Cassatie van Supreme Court (Netherlands), 11 de Marzo de 2011

Datum uitspraak11 de Marzo de 2011
Uitgevende instantie:Supreme Court (Netherlands)

11 maart 2011

Eerste Kamer

09/03428

DV/TT

Hoge Raad der Nederlanden

Arrest

in de zaak van:

  1. [Eiser 1],

    wonende te [woonplaats],

  2. [C] B.V.,

    gevestigd te [vestigingsplaats],

    EISERS tot cassatie,

    advocaat: mr. B.T.M. van der Wiel,

    t e g e n

    [Verweerder],

    wonende te [woonplaats],

    VERWEERDER in cassatie,

    advocaat: mr. J.W.H. van Wijk.

    Partijen zullen hierna ook worden aangeduid als [eiser] c.s. en [verweerder], eiser onder 1 ook als [eiser 1] en eiseres onder 2 ook als [C].

  3. Het geding in feitelijke instanties

    Voor het verloop van het geding in feitelijke instanties verwijst de Hoge Raad naar de navolgende stukken:

    1. het vonnis in de zaak 222854/HA ZA 04-1913 van de rechtbank 's-Gravenhage van 2 november 2005;

    2. het arrest in de zaak 105.005.380/01 van het gerechtshof te 's-Gravenhage van 12 mei 2009.

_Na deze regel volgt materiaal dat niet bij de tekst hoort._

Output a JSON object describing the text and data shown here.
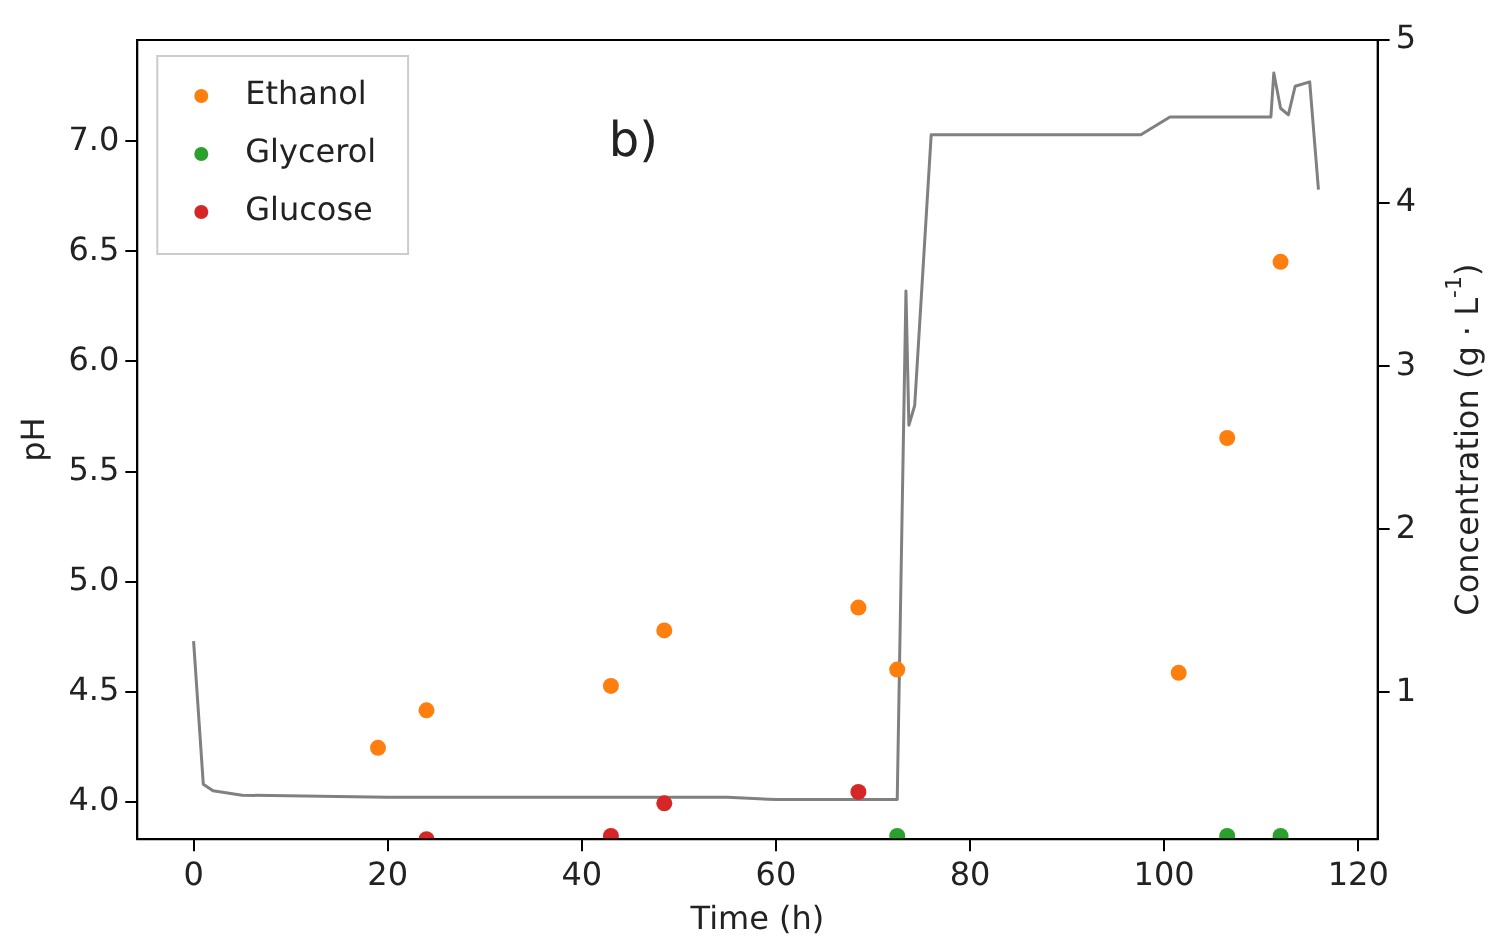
{
  "chart_data": {
    "type": "scatter",
    "xlabel": "Time (h)",
    "ylabel": "pH",
    "y2label": "Concentration (g · L$^{-1}$)",
    "annotations": [
      "b)"
    ],
    "xlim": [
      -5.8,
      122
    ],
    "xticks": [
      0,
      20,
      40,
      60,
      80,
      100,
      120
    ],
    "ylim": [
      3.83,
      7.46
    ],
    "yticks": [
      {
        "value": 4,
        "label": "4.0"
      },
      4.5,
      {
        "value": 5,
        "label": "5.0"
      },
      5.5,
      {
        "value": 6,
        "label": "6.0"
      },
      6.5,
      {
        "value": 7,
        "label": "7.0"
      }
    ],
    "y2lim": [
      0.1,
      5
    ],
    "y2ticks": [
      1,
      2,
      3,
      4,
      5
    ],
    "legend": "top left",
    "grid": false,
    "marker": "circle",
    "series": [
      {
        "name": "Ethanol",
        "color": "#ff7f0e",
        "axis": "y2",
        "x": [
          19,
          24,
          43,
          48.5,
          68.5,
          72.5,
          101.5,
          106.5,
          112
        ],
        "values": [
          0.66,
          0.89,
          1.04,
          1.38,
          1.52,
          1.14,
          1.12,
          2.56,
          3.64
        ]
      },
      {
        "name": "Glycerol",
        "color": "#2ca02c",
        "axis": "y2",
        "x": [
          72.5,
          106.5,
          112
        ],
        "values": [
          0.12,
          0.12,
          0.12
        ]
      },
      {
        "name": "Glucose",
        "color": "#d62728",
        "axis": "y2",
        "x": [
          24,
          43,
          48.5,
          68.5
        ],
        "values": [
          0.1,
          0.12,
          0.32,
          0.39
        ]
      },
      {
        "type": "line",
        "color": "#808080",
        "axis": "y",
        "marker": "none",
        "line_style": "solid",
        "x": [
          0,
          1,
          2,
          5,
          20,
          40,
          55,
          60,
          72.5,
          73,
          73.4,
          73.7,
          74.3,
          76,
          97.6,
          100.6,
          111,
          111.3,
          112,
          112.8,
          113.5,
          115,
          115.9
        ],
        "values": [
          4.73,
          4.08,
          4.05,
          4.03,
          4.02,
          4.02,
          4.02,
          4.01,
          4.01,
          5.3,
          6.32,
          5.71,
          5.8,
          7.03,
          7.03,
          7.11,
          7.11,
          7.31,
          7.15,
          7.12,
          7.25,
          7.27,
          6.78
        ]
      }
    ]
  }
}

    Het arrest van het hof is aan dit arrest gehecht.

  4. Het geding in cassatie

    Tegen het arrest van het hof hebben [eiser] c.s. beroep in cassatie ingesteld. De cassatiedagvaarding is aan dit arrest gehecht en maakt daarvan deel uit.

    [Verweerder] heeft geconcludeerd tot verwerping van het beroep.

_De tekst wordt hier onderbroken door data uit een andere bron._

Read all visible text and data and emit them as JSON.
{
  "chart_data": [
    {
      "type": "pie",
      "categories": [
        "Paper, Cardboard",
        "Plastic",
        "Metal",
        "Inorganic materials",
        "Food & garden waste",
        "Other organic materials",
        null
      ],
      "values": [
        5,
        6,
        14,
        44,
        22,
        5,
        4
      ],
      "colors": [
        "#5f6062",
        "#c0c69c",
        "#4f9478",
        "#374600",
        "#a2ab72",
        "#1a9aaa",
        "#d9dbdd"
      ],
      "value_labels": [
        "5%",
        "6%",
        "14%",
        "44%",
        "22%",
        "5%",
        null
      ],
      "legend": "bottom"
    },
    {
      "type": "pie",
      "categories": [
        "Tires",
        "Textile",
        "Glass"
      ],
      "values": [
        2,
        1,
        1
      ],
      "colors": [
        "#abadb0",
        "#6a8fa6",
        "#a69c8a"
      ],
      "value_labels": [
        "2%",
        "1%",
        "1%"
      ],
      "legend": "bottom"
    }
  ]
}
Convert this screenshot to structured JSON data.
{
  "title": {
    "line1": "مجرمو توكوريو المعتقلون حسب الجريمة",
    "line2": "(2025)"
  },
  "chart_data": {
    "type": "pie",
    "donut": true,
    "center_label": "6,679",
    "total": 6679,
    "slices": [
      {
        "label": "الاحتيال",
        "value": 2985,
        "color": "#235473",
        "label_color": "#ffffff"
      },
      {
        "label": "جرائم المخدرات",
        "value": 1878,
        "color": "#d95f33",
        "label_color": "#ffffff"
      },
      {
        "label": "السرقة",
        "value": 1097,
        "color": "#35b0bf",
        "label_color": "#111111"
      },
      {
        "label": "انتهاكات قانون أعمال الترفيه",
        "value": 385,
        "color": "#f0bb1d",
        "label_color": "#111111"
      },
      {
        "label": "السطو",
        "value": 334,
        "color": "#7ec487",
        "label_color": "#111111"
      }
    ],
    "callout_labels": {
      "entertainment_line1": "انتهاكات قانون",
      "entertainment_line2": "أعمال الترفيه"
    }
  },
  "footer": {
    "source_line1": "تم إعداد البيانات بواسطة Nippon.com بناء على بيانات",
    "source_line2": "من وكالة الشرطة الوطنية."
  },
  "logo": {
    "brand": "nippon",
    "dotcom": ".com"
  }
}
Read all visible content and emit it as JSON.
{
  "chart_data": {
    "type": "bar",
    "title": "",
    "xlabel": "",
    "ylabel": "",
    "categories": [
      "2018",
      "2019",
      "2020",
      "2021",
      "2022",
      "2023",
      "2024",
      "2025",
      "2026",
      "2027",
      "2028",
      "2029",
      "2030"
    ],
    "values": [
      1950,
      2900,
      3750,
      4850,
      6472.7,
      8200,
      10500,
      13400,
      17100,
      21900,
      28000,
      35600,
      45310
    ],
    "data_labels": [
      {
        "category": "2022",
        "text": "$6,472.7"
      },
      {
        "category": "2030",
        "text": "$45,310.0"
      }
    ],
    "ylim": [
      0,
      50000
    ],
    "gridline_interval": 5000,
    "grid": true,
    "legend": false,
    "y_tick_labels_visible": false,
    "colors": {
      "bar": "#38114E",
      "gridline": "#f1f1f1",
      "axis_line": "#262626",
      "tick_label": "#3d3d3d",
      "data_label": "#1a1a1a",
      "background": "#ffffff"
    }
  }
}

    De zaak is voor [eiser] c.s. toegelicht door hun advocaat en mr. P.A. Fruytier, advocaat bij de Hoge Raad. Namens [verweerder] is de zaak toegelicht door zijn advocaat en mr. S.M. Kingma, advocaat bij de Hoge Raad.

    De conclusie van de Advocaat-Generaal J. Spier strekt tot niet-ontvankelijkverklaring van [C] en tot verwerping van het beroep voor het overige.

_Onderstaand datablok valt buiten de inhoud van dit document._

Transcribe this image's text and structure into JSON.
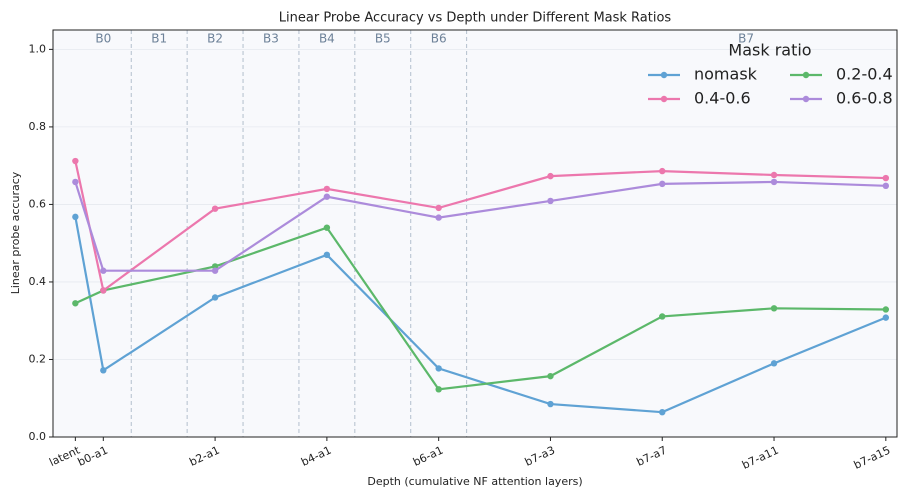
{
  "chart_data": {
    "type": "line",
    "title": "Linear Probe Accuracy vs Depth under Different Mask Ratios",
    "xlabel": "Depth (cumulative NF attention layers)",
    "ylabel": "Linear probe accuracy",
    "x": [
      0,
      1,
      5,
      9,
      13,
      17,
      21,
      25,
      29
    ],
    "xlim": [
      -0.8,
      29.4
    ],
    "xticks": [
      {
        "value": 0,
        "label": "latent"
      },
      {
        "value": 1,
        "label": "b0-a1"
      },
      {
        "value": 5,
        "label": "b2-a1"
      },
      {
        "value": 9,
        "label": "b4-a1"
      },
      {
        "value": 13,
        "label": "b6-a1"
      },
      {
        "value": 17,
        "label": "b7-a3"
      },
      {
        "value": 21,
        "label": "b7-a7"
      },
      {
        "value": 25,
        "label": "b7-a11"
      },
      {
        "value": 29,
        "label": "b7-a15"
      }
    ],
    "ylim": [
      0,
      1.05
    ],
    "yticks": [
      {
        "value": 0,
        "label": "0.0"
      },
      0.2,
      0.4,
      0.6,
      0.8,
      {
        "value": 1,
        "label": "1.0"
      }
    ],
    "grid": true,
    "blocks": [
      {
        "label": "B0",
        "start": 0,
        "end": 2
      },
      {
        "label": "B1",
        "start": 2,
        "end": 4
      },
      {
        "label": "B2",
        "start": 4,
        "end": 6
      },
      {
        "label": "B3",
        "start": 6,
        "end": 8
      },
      {
        "label": "B4",
        "start": 8,
        "end": 10
      },
      {
        "label": "B5",
        "start": 10,
        "end": 12
      },
      {
        "label": "B6",
        "start": 12,
        "end": 14
      },
      {
        "label": "B7",
        "start": 14,
        "end": 34
      }
    ],
    "legend_title": "Mask ratio",
    "legend_position": "upper right",
    "series": [
      {
        "name": "nomask",
        "color": "#5fa2d4",
        "values": [
          0.568,
          0.172,
          0.36,
          0.47,
          0.177,
          0.085,
          0.064,
          0.19,
          0.308
        ]
      },
      {
        "name": "0.2-0.4",
        "color": "#5cb86a",
        "values": [
          0.345,
          0.378,
          0.44,
          0.54,
          0.123,
          0.157,
          0.311,
          0.332,
          0.329
        ]
      },
      {
        "name": "0.4-0.6",
        "color": "#ec77ad",
        "values": [
          0.712,
          0.378,
          0.589,
          0.64,
          0.591,
          0.673,
          0.686,
          0.676,
          0.668
        ]
      },
      {
        "name": "0.6-0.8",
        "color": "#ac8bdb",
        "values": [
          0.658,
          0.429,
          0.429,
          0.62,
          0.566,
          0.609,
          0.653,
          0.658,
          0.648
        ]
      }
    ]
  }
}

  5. Beoordeling van het middel

    3.1 In cassatie kan van het volgende worden uitgegaan.

    (i) [Betrokkene 1] was in 2002/2003 als hypotheekadviseur in dienst van [C] B.V. Deze vennootschap is gevestigd op hetzelfde adres als haar zusterbedrijven [A] B.V. en [B], een eenmansbedrijf. Aan de buitenkant van het kantoorgebouw was (uitsluitend) vermeld: '[B]'.

    (ii) [Betrokkene 1] heeft [betrokkene 5] begin 2003 geadviseerd in het kader van het sluiten van een hypothecaire geldlening op hun huis van € 90.000,--. Op de nota van afrekening van [verweerder], die als notaris bij de hypotheekverstrekking betrokken is geweest, is een door [betrokkene 5] te ontvangen bedrag vermeld van € 69.246,27.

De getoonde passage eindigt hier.